Gary Koehler, the WDFW carnivore specialist and world-class authority on cougars, said the photo of eight cats likely includes two adult females and their litters.

“We and others have documented two related females converging with their litters on occasion,” Koehler said in an e-mail.  “This is likely a result of a female with her current litter and her female offspring from a previous litter and her kittens.

“Female offspring often set up home range adjacent to their mother and, as demonstrated from radio GPS marked animals, these adjacent females may get together along their home range boundaries with each’s litter.

“In fact it has been documented where kittens from one female may join up (adopted) with the other litter; and perhaps, as has been documented, go back to their original litter when the mothers join up at some time.”

Gallie said the photo of eight cougars has caused a buzz among hunters that the hills are full of cougars devouring deer.

“We’ve been going to sportsmen club meetings to try to explain that isn’t the case,” he said.

WDFW studies verify that only half of the cougar kittens born each year survive to be a year old, he said.

Of the kittens that live to their first birthday, only about a third survive to be 2 years old, he added.

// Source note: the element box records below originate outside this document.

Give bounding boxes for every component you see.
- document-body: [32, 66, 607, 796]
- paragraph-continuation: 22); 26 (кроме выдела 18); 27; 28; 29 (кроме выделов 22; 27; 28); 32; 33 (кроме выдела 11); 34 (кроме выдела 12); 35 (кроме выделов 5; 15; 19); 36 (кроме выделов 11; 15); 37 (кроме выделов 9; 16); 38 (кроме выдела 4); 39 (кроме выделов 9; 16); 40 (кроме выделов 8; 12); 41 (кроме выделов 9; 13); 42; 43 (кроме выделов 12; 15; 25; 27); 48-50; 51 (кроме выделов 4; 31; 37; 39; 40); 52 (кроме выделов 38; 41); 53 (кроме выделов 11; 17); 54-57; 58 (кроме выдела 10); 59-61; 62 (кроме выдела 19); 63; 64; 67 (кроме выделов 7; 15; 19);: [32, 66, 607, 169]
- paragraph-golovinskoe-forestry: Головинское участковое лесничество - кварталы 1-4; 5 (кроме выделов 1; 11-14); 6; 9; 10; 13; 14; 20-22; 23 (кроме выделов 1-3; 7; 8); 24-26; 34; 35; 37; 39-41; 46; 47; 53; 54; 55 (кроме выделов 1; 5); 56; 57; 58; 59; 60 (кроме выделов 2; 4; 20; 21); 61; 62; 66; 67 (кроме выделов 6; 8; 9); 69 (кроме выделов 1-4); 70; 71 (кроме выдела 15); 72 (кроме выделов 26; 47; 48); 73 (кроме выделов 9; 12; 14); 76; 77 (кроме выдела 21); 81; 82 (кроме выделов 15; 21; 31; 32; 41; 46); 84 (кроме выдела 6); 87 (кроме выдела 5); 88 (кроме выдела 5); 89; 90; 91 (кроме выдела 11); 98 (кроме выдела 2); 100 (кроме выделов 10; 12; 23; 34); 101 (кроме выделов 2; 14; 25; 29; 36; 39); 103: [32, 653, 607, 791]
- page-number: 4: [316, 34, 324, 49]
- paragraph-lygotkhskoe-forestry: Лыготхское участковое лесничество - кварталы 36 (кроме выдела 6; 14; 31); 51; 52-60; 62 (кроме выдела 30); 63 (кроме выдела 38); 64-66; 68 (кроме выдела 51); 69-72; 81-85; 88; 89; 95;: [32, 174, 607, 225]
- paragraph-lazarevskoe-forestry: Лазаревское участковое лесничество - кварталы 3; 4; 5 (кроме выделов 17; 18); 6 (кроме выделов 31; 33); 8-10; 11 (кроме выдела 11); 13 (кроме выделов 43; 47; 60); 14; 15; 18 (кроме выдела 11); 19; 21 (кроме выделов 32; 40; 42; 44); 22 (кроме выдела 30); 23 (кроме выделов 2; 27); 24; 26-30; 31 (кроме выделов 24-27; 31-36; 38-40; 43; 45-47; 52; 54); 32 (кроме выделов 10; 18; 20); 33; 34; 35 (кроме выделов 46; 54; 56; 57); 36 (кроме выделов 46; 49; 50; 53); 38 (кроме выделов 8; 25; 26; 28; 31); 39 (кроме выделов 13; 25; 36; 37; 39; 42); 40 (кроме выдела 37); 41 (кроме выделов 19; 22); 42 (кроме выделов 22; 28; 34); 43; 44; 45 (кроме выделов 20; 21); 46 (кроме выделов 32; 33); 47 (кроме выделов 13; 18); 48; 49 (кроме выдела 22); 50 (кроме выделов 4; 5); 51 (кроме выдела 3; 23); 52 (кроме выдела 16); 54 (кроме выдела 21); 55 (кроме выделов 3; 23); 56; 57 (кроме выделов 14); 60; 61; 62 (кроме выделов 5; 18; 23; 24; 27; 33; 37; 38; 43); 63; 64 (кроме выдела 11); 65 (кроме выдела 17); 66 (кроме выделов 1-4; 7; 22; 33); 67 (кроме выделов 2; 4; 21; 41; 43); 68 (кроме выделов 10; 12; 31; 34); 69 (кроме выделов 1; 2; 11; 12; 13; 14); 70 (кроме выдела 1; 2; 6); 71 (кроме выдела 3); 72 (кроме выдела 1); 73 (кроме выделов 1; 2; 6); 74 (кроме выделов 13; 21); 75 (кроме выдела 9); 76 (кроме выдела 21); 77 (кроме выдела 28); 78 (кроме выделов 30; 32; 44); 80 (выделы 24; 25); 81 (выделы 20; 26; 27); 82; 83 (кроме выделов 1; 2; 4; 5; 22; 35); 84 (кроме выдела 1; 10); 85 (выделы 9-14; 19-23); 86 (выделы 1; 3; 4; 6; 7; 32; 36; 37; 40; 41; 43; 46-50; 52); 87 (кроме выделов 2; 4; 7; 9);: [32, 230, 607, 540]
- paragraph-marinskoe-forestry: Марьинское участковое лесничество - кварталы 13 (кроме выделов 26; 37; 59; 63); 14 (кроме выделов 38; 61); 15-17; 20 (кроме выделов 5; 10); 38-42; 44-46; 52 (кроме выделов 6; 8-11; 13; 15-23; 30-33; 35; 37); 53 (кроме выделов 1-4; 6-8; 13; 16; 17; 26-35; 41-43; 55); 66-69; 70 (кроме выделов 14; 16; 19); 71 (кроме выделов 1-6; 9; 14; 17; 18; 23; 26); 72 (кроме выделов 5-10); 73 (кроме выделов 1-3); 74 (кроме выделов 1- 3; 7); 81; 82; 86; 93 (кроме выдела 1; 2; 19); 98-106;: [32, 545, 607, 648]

“The photo does not mean there are eight cats in that area each killing a deer a week. The mothers still kill only about one animal a week, but when there are three mouths to feed, something’s got to give. The runt doesn’t eat as much, and eventually doesn’t make it.”

Brad said he’ll go a couple of weeks without a getting a cougar photo on the camera and then a cougar will suddenly show up one day. All of the photos are automatically time-stamped.

The only photo as interesting as the image of eight cats occurred when he went back after Christmas to check his camera again.

“The first picture is of me leaving the camera after setting it up two weeks previous,” he said. “The next image is of a cougar coming down the same trail in my tracks just minutes after I’d left.”